Knowing which one you are = priceless


----------



## bowtechmadman (Jan 31, 2009)

Looks as though all his PPE was just unwrapped/unboxed. I'd be more apt to pay attention if it looked like he spent some time in the woods.


----------



## forestryworks (Jan 31, 2009)

bowtechmadman said:


> Looks as though all his PPE was just unwrapped/unboxed. I'd be more apt to pay attention if it looked like he spent some time in the woods.



he looks all sci-fi


----------



## John Paul Sanborn (Jan 31, 2009)

bowtechmadman said:


> Looks as though all his PPE was just unwrapped/unboxed. I'd be more apt to pay attention if it looked like he spent some time in the woods.



If you get a chance to see him talk, take it. He knows what he is talking about.


----------



## Bigbrass1's (Jan 31, 2009)

He is the self proclaimed master sawer. Husky's main spokesman at shows. He does know exactly what he is talking about. Problem with that is with any over kill of safty, time is lossed. But he dose explain the most safe way to cut it up.


----------



## pdqdl (Feb 1, 2009)

John Paul Sanborn said:


> If you get a chance to see him talk, take it. He knows what he is talking about.



Are you talking about Tim Ard, or "the Progressive Farmer" ?

I don't know about Tim Ard, but I'll bet the progressive farmer doesn't really know what he is doing when he picks up a chainsaw.


----------



## Plasmech (Feb 1, 2009)

pdqdl said:


> Are you talking about Tim Ard, or "the Progressive Farmer" ?
> 
> I don't know about Tim Ard, but I'll bet the progressive farmer doesn't really know what he is doing when he picks up a chainsaw.

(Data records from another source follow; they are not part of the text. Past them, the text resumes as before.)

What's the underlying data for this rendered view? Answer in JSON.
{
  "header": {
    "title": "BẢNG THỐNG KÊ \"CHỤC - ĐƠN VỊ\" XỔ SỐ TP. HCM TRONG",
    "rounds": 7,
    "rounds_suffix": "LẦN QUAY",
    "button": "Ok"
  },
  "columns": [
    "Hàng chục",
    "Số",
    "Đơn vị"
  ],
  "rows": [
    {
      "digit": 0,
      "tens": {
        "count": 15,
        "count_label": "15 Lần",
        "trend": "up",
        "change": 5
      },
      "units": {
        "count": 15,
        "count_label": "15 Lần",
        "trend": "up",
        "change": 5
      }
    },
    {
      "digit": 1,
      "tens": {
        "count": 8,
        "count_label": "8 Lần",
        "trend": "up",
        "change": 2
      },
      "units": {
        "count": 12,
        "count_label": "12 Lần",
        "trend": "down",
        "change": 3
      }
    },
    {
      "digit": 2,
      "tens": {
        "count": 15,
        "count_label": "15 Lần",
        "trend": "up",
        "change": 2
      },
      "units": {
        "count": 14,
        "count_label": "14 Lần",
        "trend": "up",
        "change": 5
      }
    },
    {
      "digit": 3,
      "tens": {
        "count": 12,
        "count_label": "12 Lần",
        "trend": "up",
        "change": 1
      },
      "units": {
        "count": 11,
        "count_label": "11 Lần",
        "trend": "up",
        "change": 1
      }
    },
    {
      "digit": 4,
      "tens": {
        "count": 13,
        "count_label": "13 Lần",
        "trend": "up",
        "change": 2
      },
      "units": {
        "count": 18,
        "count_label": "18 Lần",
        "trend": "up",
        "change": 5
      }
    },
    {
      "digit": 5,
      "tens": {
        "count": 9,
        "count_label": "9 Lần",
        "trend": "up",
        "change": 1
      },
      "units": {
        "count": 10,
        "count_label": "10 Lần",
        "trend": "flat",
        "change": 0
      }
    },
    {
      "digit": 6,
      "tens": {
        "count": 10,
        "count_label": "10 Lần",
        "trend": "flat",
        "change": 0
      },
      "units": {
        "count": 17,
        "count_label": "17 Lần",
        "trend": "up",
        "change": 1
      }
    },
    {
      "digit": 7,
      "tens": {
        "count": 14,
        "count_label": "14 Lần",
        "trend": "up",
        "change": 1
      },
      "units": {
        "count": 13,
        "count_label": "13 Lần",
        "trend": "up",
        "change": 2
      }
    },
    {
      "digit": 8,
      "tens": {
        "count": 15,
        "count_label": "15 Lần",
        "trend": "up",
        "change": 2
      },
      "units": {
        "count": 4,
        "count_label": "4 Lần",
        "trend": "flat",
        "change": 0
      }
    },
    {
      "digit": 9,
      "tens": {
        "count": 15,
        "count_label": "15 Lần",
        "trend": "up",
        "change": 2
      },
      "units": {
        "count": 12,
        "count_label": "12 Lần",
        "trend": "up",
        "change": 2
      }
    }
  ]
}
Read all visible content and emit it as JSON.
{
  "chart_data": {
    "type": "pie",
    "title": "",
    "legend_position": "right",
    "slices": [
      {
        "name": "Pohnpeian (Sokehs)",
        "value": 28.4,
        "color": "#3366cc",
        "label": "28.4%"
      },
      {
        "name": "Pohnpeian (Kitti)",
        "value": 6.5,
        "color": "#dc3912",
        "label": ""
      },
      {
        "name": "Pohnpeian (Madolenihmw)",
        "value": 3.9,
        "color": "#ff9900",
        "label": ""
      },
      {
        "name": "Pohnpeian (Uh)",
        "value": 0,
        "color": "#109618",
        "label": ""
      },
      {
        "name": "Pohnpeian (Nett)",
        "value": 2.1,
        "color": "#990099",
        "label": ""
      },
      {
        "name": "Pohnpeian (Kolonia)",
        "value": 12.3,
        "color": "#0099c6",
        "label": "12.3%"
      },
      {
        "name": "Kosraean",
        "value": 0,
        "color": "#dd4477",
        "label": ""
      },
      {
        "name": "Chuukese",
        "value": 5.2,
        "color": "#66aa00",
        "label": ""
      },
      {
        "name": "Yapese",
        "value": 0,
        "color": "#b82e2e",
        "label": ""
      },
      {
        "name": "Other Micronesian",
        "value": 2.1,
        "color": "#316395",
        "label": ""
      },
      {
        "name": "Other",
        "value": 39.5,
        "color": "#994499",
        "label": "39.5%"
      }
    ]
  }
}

What is the real name of "The Progressive Farmer"? I know it's not Tim Ard...


----------



## pdqdl (Feb 1, 2009)

It's a bit confusing, but I think they are one and the same. At least one of the Progressive Farmer videos starts out with Tim Ard plastered on it.

So if this guy knows so much, why is he making dumb cuts on an instructional video?


----------



## clearance (Feb 1, 2009)

John Paul Sanborn said:


> If you get a chance to see him talk, take it. He knows what he is talking about.



For beginner types he is mostly ok. Lots of ppe, and mostly safe habits. BUT-
I have seen his bore cutting video, it sucks, the undercut is not 1/3 of the tree, more like 1/6. This is so he can get his bar in, obviuosly, however it is wrong, and could lead to bigtime problems. And he dousn't look up when falling. But he does explain to look around, anyways, he is a lot better than some I have seen.


----------



## outofmytree (Feb 2, 2009)

I have been on the saw for a little while... and those cuts confused me too. I have occasionally used the first cut but never with such a wide "scarf". I honestly have no idea what use the second cut would be. The third cut was a cracker. The only time I have ever shaved the bark off a log was by accident and sure as eggs I would not have put that cut on video. 

On the plus side, he wore all the ppe ever invented and the first 5 points he made are instinctive for experienced saw hands but vital for newbies to learn. It was a step up from "expert village" but not by much.


----------



## John Paul Sanborn (Feb 2, 2009)

outofmytree said:


> I have been on the saw for a little while... and those cuts confused me too. I have occasionally used the first cut but never with such a wide "scarf".



I use this frequently when "walking" hung trees down. Maintaining holding wood in the hinge allows a more controlled fall. Wide face keeps the hinge from closing and breaking. To me salami cuts are more "cut and pray" work habits



> I honestly have no idea what use the second cut would be.



I use this when I'm concerned that there may be some movement on separation that I would not like, say a roll, or pinch. The cut away before he used his foot to break the bypass, maybe it did not break on the first try.

[/QUOTE]The third cut was a cracker. The only time I have ever shaved the bark off a log was by accident and sure as eggs I would not have put that cut on video. 
[/QUOTE]

This allows you to control the movement of the "sprung" limb when a tear cut may cause a pinch or violent separation.

IMO pro that dose not have several different ways to cut wood is an unsafe production worker. I use these and others and I'm not slow.

Progressive Farmer is a magazine; http://progressivefarmer.com/


----------